Rush Street Interactive Stock Could Be Prediction Markets Buffer
Posted on: October 30, 2025, 12:15h.
Last updated on: October 30, 2025, 12:41h.
- RSI raised 2025 guidance
- It’s more focused on iGaming than sports betting, implying less vulnerability to prediction markets
- CEO says prediction market expansion could actually help the company
In what could be a case of investors focusing too intently on the online sports wagering/prediction markets competition, Rush Street Interactive (NYSE: RSI) stock is trading lower Thursday after the company lifted 2025 guidance late Wednesday.

Shares of Rush Street are lower by about 7% in midday trading, extending a slide that’s seen the stock shed 22.18% over the past month. It’s followed larger sports betting rivals DraftKings (NASDAQ: DKNG) and Flutter Entertainment (NYSE: FLUT) lower over that time, indicating investors have been spooked about the rise of prediction markets. However, investors may be missing the mark regarding the impact of yes/no exchanges on RSI stock.
We are monitoring this space closely. As a casino-first company, we see less direct competitive risk than sportsbook heavy operators,” said CEO Richard Schwartz on a conference call with analysts. “In fact, if prediction markets create tax revenue erosion concerns for states, this could accelerate online casino legalization as states seek more protected revenue streams, a development that would actually benefit RSI given our market-leading experience in online casino.”
Confirming the benefits of being an iGaming-first company — and one that it’s not experiencing significant online sports betting attrition at the hands of prediction markets — Rush Street said monthly active users (MAUs) in the US and Canada jumped 34% in the third quarter, led by a 46% surge in online casino patrons.
Rush Street Again Lifts 2025 Guidance
Although the stock isn’t responding today, RSI again increased its 2025 outlook. The company now expects 2025 sales of $1.1 billion to $1.2 billion on adjusted earnings before interest, taxes, depreciation, and amortization (EBITDA) $147 million to $153 million.
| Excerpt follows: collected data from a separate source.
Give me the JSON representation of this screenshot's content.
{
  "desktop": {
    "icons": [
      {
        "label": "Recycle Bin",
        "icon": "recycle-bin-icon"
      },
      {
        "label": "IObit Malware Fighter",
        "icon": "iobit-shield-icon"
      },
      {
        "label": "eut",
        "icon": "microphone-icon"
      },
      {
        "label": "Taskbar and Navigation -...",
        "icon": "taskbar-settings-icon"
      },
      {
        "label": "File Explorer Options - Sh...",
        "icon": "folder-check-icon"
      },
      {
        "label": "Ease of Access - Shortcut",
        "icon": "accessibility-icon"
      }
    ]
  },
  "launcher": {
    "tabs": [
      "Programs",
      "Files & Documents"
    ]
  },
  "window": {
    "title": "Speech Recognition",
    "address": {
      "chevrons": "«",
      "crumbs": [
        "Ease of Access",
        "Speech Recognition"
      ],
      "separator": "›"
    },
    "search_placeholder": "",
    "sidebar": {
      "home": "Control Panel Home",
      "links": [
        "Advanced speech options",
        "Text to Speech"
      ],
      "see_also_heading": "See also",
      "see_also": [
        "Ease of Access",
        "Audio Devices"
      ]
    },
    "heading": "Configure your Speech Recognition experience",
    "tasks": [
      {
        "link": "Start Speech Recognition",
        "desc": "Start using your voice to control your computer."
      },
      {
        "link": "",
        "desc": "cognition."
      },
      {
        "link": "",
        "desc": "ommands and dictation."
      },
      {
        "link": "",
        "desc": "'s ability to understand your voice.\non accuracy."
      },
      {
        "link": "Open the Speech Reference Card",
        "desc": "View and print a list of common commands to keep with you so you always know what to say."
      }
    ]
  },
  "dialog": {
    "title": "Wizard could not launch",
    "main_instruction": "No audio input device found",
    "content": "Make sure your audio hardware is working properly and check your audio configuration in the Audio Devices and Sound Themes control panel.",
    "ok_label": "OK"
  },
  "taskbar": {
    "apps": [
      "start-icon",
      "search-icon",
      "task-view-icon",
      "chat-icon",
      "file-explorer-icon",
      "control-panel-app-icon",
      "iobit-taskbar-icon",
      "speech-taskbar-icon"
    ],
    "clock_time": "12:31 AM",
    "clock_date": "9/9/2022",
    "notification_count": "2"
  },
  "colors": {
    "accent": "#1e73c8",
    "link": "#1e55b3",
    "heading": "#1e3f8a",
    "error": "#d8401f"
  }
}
The midpoints of those ranges imply growth of 20% and 62%, respectively, indicating investors may be overly concerned about the effects of prediction markets on RSI’s sports betting business. It’s unlikely the operator would be raising guidance if it were losing revenue. In fact, it’s setting itself apart from some sportsbook competitors.
“Ongoing enhancements across both iGaming and OSB platforms are fueling deeper user engagement, and despite favorable player outcomes, RSI saw its highest online sports betting hold rate to-date in 3Q25,” observes Jefferies analyst David Katz.
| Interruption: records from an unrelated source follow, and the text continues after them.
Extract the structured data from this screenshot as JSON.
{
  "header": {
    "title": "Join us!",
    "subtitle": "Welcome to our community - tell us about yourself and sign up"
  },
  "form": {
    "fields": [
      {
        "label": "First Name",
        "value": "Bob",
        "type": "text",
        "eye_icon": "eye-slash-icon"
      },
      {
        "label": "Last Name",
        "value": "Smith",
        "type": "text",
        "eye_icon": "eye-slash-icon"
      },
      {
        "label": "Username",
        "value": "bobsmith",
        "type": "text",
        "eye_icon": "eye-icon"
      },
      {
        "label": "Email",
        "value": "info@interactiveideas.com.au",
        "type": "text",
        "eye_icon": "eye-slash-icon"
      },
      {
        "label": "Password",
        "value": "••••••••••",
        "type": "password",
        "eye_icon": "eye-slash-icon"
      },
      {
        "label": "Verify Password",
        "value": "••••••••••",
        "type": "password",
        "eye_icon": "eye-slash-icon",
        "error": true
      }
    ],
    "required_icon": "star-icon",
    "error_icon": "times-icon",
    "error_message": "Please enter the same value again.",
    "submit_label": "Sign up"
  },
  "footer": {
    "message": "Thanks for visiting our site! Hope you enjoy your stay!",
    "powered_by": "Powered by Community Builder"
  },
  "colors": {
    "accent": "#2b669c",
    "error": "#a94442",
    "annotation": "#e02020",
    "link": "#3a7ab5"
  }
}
The hold commentary is particularly relevant because it’s widely expected that operators such as DraftKings and FanDuel saw third-quarter earnings hampered by customer-friendly NFL outcomes – a situation confirmed by Caesars Entertainment’s (NASDAQ: CZR) digital unit earlier this week.
Rush Street Interactive Stock Has PM Defenses
RSI has another form of defense against prediction markets: the company isn’t nearly as North America-dependent as are rival operators like DraftKings, FanDuel, Fanatics, and others.
The Illinois-based operator has significant exposure to Latin America, and while the Colombian value-added tax situation is a drag, the overall results from the region are impressive. In the third quarter, RSI’s MAUs in the region surged 30% to a record 415K.
The company added that revenue in Mexico doubled in the July quarter and, despite the drag of the Colombian tax scheme, its gross gaming revenue (GGR) there soared over 50%.